In his extensive mercantile operations Livingston was judged, even by his political foes, to belong to that group known as "fair traders and honest men". He found time during the busiest years of his career to serve from 1748 to 1761 as a trustee of the College of New Jersey, later Princeton. Livingston was a member of the Committee of Sixty organized in November 1774 to enforce the "Association" entered into by the Continental Congress and to assume such governmental powers as seemed necessary in the emergency. In this group the radicals had a clear majority, which they used to create the Committee of One Hundred, an extra-legal body charged with the responsibility for provincial affairs until the opening of the first provincial congress in 1775; Livingston was a member of this committee and was sent to the provincial congress, which promptly named him its presiding officer. He was also Chairman of the Committee of Safety from September 1776 to March 1777. In 1776, he was appointed Treasurer by the Provincial Congress, and remained in office until 1778, after the establishment of the State Government. He died at Elizabethtown, New Jersey.
Achievements
Peter Van Brugh Livingston became successful in the shipping business. He was appointed the 1st New York State Treasurer. He was also known as a principal founder of the College of New Jersey.
Politics
In provincial politics Livingston was generally found on the side of the popular party, which was strongly Presbyterian in its religious preferences.
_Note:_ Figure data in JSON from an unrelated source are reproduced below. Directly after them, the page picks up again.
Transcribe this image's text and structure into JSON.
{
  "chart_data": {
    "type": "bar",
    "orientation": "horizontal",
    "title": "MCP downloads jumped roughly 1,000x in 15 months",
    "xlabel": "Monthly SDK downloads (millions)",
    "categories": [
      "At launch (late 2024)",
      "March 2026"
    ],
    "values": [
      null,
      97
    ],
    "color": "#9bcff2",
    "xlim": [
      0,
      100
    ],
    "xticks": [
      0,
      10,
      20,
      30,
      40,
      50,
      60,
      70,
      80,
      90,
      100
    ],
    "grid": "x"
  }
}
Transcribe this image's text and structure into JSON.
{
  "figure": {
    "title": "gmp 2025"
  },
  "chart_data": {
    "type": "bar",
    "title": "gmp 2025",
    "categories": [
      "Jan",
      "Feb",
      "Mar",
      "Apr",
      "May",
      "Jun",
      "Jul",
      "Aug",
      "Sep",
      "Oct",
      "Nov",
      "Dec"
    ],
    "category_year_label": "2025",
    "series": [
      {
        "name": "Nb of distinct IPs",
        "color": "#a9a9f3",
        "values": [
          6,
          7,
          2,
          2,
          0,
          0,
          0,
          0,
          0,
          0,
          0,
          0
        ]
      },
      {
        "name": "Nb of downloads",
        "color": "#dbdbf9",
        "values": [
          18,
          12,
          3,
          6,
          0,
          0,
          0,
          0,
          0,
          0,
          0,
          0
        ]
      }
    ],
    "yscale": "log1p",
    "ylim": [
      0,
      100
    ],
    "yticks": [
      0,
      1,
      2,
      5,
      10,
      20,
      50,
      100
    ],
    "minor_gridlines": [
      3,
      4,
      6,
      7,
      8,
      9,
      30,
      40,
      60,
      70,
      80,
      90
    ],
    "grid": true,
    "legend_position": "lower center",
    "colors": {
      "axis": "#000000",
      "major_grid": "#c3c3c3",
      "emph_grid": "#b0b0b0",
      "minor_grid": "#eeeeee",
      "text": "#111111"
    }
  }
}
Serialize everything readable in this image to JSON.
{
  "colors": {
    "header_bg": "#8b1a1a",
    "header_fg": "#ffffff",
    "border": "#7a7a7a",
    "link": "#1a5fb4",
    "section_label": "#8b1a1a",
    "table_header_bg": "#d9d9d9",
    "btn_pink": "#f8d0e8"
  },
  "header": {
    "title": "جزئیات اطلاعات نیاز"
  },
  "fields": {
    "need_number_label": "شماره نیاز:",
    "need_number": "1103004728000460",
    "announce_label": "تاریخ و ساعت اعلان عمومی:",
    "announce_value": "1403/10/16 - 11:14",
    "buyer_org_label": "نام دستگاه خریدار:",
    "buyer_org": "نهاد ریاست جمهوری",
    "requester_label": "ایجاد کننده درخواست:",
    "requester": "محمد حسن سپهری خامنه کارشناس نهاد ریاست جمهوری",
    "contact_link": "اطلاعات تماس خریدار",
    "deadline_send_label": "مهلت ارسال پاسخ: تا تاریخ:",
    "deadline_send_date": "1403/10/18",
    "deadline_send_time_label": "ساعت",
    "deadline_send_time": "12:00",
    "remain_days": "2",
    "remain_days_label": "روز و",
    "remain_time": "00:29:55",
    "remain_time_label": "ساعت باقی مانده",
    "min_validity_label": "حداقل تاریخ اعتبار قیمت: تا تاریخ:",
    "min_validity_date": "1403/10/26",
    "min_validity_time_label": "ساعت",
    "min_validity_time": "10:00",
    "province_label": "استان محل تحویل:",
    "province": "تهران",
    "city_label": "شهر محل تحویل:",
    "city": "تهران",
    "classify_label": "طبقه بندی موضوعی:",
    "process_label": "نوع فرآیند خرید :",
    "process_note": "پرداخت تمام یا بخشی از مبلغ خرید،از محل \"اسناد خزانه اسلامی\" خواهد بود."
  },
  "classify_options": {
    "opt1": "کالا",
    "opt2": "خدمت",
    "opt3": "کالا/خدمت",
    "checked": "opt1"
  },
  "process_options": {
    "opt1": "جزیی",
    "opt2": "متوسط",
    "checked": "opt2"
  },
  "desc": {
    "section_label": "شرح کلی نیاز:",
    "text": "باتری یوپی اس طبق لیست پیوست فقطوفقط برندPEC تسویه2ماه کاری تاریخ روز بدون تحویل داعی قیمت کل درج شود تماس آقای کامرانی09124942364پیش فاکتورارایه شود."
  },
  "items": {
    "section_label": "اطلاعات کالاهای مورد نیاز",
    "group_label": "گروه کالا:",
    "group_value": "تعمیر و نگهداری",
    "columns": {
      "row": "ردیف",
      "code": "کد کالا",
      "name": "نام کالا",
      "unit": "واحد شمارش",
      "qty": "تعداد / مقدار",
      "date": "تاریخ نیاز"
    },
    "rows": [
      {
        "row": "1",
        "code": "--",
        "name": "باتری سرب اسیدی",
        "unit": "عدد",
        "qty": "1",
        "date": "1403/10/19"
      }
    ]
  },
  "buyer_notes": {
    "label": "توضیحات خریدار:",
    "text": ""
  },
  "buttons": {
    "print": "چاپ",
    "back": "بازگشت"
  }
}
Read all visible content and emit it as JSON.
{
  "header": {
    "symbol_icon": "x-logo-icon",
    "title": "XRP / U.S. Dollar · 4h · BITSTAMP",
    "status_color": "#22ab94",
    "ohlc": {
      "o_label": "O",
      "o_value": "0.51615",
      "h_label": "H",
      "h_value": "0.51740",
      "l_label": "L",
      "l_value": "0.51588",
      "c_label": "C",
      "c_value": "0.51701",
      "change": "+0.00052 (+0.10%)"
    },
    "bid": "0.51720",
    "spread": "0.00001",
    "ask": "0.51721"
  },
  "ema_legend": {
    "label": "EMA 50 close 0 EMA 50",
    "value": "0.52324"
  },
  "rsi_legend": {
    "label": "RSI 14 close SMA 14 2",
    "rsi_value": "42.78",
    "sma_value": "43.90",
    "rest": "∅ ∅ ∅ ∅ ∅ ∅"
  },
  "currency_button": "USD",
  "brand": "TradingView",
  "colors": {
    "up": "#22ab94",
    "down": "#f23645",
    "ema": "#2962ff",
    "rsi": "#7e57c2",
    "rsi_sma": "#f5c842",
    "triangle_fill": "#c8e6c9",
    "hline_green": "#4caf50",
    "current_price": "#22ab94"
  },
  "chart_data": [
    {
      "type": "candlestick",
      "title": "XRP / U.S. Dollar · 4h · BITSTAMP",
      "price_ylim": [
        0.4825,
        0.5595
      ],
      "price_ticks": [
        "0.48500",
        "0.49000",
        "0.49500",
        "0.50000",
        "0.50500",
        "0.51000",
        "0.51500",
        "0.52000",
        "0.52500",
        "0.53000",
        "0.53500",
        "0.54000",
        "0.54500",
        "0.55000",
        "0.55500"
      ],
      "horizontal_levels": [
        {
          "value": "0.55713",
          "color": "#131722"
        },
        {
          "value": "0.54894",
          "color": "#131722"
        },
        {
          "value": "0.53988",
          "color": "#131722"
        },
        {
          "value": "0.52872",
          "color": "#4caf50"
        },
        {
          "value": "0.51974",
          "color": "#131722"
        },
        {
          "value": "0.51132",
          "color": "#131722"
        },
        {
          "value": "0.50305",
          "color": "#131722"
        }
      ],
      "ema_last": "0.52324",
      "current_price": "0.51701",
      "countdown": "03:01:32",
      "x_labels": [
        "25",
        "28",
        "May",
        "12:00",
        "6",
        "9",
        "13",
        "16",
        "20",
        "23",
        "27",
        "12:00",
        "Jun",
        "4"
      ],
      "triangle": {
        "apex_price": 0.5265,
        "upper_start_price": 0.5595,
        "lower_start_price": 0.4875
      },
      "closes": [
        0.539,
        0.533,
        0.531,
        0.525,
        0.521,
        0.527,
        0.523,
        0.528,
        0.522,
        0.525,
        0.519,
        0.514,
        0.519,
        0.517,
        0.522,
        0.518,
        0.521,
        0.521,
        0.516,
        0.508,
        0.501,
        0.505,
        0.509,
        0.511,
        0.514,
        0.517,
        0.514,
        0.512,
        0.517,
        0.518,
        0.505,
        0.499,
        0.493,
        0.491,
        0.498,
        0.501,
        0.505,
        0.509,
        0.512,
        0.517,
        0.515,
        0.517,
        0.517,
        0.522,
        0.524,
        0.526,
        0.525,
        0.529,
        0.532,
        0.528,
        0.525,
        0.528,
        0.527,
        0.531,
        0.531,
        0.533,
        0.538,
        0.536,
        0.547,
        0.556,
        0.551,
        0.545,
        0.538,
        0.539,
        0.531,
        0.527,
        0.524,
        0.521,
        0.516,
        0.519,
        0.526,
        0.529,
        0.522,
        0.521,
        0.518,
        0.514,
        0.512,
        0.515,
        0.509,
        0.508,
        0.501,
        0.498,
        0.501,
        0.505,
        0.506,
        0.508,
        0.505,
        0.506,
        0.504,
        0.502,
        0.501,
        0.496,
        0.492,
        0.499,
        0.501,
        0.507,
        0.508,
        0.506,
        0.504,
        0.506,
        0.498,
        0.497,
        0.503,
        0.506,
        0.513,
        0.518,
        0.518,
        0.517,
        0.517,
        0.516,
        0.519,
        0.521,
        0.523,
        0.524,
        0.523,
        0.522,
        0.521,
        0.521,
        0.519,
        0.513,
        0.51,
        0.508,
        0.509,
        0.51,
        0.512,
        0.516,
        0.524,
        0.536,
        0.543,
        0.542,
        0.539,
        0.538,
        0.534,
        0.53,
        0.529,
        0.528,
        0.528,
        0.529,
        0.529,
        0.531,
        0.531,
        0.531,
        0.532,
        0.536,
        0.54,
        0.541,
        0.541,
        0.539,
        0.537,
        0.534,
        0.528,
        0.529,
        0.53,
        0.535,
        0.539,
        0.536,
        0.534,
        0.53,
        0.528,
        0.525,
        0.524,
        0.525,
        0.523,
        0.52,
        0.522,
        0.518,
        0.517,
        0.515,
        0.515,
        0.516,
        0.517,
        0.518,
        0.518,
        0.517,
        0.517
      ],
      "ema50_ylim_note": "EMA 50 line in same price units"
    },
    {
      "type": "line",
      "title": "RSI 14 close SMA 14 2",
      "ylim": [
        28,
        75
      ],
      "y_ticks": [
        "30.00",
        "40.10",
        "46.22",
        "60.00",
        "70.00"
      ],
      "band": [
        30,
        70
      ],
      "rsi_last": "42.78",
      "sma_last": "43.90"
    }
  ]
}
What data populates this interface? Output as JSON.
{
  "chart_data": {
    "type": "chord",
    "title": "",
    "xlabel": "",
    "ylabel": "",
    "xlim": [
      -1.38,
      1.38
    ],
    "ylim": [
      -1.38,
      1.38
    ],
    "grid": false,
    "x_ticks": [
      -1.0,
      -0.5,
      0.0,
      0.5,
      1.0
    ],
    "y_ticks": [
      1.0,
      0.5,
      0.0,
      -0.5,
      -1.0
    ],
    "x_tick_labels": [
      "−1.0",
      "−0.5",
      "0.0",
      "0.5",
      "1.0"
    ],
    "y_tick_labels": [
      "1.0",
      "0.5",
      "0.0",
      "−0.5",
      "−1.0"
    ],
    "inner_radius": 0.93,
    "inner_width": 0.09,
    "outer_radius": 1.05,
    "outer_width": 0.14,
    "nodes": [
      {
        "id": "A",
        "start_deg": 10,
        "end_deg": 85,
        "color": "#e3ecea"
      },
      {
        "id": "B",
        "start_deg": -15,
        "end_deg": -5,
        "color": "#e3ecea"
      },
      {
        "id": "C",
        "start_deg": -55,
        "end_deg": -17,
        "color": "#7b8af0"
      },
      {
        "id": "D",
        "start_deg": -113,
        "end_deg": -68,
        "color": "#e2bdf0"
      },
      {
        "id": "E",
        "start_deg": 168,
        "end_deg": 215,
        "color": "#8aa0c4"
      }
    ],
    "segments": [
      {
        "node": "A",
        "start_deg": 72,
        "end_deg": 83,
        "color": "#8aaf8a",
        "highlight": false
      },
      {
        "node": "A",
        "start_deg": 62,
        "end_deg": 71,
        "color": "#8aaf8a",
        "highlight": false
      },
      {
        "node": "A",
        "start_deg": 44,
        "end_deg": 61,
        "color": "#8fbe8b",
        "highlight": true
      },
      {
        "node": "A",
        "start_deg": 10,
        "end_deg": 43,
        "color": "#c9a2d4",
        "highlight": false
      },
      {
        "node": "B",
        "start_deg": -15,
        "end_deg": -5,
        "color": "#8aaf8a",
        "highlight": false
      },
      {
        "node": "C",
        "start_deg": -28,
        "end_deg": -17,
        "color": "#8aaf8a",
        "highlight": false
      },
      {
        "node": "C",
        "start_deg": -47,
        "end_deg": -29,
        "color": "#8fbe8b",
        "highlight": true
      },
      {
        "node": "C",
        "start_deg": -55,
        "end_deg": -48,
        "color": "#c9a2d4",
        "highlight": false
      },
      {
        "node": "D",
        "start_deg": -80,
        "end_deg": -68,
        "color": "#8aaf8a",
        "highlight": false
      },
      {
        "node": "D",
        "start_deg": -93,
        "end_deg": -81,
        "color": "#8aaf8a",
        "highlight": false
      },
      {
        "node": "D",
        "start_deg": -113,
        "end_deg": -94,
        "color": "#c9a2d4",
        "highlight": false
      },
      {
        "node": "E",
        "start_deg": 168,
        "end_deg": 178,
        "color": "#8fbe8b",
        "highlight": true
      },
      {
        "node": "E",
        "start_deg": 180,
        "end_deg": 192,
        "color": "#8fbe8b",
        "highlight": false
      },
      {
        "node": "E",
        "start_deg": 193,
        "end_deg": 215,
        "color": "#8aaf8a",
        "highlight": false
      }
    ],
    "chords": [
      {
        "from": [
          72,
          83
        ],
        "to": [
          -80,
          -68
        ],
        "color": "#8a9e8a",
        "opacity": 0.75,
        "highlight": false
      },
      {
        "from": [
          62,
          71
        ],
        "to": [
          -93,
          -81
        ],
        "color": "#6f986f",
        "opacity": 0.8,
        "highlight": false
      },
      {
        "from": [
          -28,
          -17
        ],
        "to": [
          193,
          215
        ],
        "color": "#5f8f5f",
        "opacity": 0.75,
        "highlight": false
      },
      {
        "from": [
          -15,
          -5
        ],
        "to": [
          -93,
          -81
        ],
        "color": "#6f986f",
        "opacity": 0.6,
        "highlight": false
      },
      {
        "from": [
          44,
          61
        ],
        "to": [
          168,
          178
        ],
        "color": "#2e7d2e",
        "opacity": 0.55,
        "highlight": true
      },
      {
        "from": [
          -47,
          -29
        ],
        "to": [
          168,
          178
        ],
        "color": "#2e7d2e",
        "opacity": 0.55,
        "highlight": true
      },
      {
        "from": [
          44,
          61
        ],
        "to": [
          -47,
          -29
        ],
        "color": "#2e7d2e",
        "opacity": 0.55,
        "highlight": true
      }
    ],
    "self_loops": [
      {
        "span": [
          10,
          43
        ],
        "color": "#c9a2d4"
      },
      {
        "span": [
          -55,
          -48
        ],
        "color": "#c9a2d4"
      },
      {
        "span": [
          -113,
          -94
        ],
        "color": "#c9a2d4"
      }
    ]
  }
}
For a time he was an able lieutenant in carrying out the plans of the Whig triumvirate consisting of his brother William, John Morin Scott, and William Smith, Jr. . He heartily indorsed the merchants' memorials in 1763 and 1764 against Grenville's projects to raise a revenue in America and he seems to have been less alarmed than his wealthy colleagues by the high-handed tactics of the mechanics and small shopkeepers in the year of the Stamp Act. At any rate, in 1774 he took his stand with the radical wing of the Whig faction. A member of the Committee of Fifty-One, organized to choose delegates to the First Continental Congress, he protested against the attempt of the conservative merchants to dominate the committee and resigned in company with such radicals as Alexander MacDougall and Isaac Sears in order to give point to his protest.
Personality
John Adams found Livingston "an old man, extremely staunch in the cause, and very sensible, " who was not afraid of the extremists in New England.
Connections
On November 3, 1739, Livingston married Mary Alexander, daughter of James Alexander, a member of the council and surveyor-general of New Jersey, and sister of William, who later married Livingston's sister Sarah. After the death of his first wife, in 1767, he married Elizabeth, widow of William Ricketts.